Traté en vano de cambiar el asiento, cuando vi que Claudia ocupaba el lugar del copiloto, le pedí un enroque, pero mi suplica no surgió efecto, mi supuesta amiga, se negó de lleno a hacer el cambio, y yo me refunfuñe en el asiento trasero junto al Traumatólogo más idiota del mundo que seguía sin dar tregua.

- ¿Qué le pasa al bebé? – volvió a preguntar.

- Idiota.

- ¿Necesita su biberón?

- Bastardo.

- ¿Quieres llorar?

- Idiota.

- ¿Quieres llorar?

- Bastardo.

- Se te da bien llorar ¿Por qué no lloras?

Le lancé una mirada de advertencia. Sabía a qué se refería. No necesitaba ser un genio para saber que por su mente, el único acto de gentileza que había recibido de su parte – bueno, y tal vez que me salvara la vida – era que hace unos días lloré, contra todo pronóstico, sobre su hombro. Pero el muy idiota, ahora quería usar ese momento de debilidad en mi contra. Estaba cruzando el límite.

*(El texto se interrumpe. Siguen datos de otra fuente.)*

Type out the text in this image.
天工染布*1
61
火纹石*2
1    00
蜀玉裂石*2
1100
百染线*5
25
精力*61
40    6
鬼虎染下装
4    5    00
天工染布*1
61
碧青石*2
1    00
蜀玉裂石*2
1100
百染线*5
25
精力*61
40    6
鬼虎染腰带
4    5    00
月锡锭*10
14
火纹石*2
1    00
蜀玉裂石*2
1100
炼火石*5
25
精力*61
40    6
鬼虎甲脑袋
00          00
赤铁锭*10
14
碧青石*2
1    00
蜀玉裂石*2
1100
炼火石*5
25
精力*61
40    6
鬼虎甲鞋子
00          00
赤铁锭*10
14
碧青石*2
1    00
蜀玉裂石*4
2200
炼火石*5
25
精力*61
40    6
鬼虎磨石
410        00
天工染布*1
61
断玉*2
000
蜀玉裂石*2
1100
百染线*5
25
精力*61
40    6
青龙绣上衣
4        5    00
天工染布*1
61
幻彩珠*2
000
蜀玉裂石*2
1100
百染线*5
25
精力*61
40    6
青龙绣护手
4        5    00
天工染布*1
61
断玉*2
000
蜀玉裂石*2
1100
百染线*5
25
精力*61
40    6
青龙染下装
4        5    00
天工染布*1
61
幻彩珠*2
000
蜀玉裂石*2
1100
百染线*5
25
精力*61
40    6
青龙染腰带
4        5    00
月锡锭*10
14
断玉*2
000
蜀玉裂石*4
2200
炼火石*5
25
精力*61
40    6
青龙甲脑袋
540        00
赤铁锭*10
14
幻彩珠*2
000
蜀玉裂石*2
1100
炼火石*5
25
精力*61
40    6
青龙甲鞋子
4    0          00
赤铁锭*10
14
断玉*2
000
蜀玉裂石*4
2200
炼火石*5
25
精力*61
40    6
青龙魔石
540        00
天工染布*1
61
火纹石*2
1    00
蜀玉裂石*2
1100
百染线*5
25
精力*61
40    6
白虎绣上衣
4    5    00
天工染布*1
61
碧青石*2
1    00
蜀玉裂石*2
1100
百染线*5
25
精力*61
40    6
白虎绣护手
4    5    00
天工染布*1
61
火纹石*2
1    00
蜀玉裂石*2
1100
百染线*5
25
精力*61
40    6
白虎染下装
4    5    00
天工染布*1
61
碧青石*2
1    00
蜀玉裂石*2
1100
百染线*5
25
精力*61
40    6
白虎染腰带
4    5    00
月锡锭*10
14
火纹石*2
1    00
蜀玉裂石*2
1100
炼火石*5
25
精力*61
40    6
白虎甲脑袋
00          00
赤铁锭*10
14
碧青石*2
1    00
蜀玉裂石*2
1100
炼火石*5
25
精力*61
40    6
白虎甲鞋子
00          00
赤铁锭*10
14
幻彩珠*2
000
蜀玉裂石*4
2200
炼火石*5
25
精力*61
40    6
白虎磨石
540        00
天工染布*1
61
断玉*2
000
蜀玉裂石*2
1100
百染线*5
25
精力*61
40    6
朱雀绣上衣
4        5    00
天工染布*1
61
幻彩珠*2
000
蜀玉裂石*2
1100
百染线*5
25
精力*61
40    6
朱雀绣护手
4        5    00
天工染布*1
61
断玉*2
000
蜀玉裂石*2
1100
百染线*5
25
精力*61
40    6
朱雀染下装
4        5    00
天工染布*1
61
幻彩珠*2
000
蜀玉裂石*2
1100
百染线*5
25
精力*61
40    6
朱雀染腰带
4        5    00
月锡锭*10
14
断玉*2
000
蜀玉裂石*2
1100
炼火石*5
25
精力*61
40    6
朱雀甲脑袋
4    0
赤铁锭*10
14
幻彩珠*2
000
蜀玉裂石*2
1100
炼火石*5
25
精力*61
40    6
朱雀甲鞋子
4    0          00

- ¡Podrías dejarme en paz de una puta vez! – grité iracundo, sobrepasado.

- ¡Fabián! – me reprocharon Miguel y Claudia al unísono.

Se miraron, y una fugaz sonrisa pasó por el rostro de ambos. Me entraron ganas de vomitar.

- ¡Ah, por favor! – maldije –. Se acostaron de nuevo.

Sergio se echó a reír a mi lado, yo miré por la ventanilla indignado, no era la primera vez que pasaba. Entraban en un raro periodo de luna de miel, un breve momento de paz antes de que la guerra se desatara de nuevo. Y se deshicieron en escusas baratas, ambos con la cara roja al ser descubiertos. Y no es que me interesen sus vidas sexuales, pero cuando se peleen… otra vez, Quedaré situado en medio de dos bandos armados y querrán que elija entre uno y otro.

- ¿Ahora si vas a llorar? – volvió a molestar Sergio.

- En tus sueños – dije, mientras le mostraba el dedo medio.

- Muy decente, Culito de Algodón.

Me harté, me puse los audífonos y no volví a dirigirles la palabra.

- - -

Me hallaba solo al fin. Era las veintitrés con treinta y dos minutos. Sólo miraba la cama. Sentía un nudo formándose en mi garganta, que me hacía respirar con dificultad. Estaba mentalmente consciente del ardor en mis ojos, el temblor en mis manos, y el sabor a bilis en la boca. Estaba consciente.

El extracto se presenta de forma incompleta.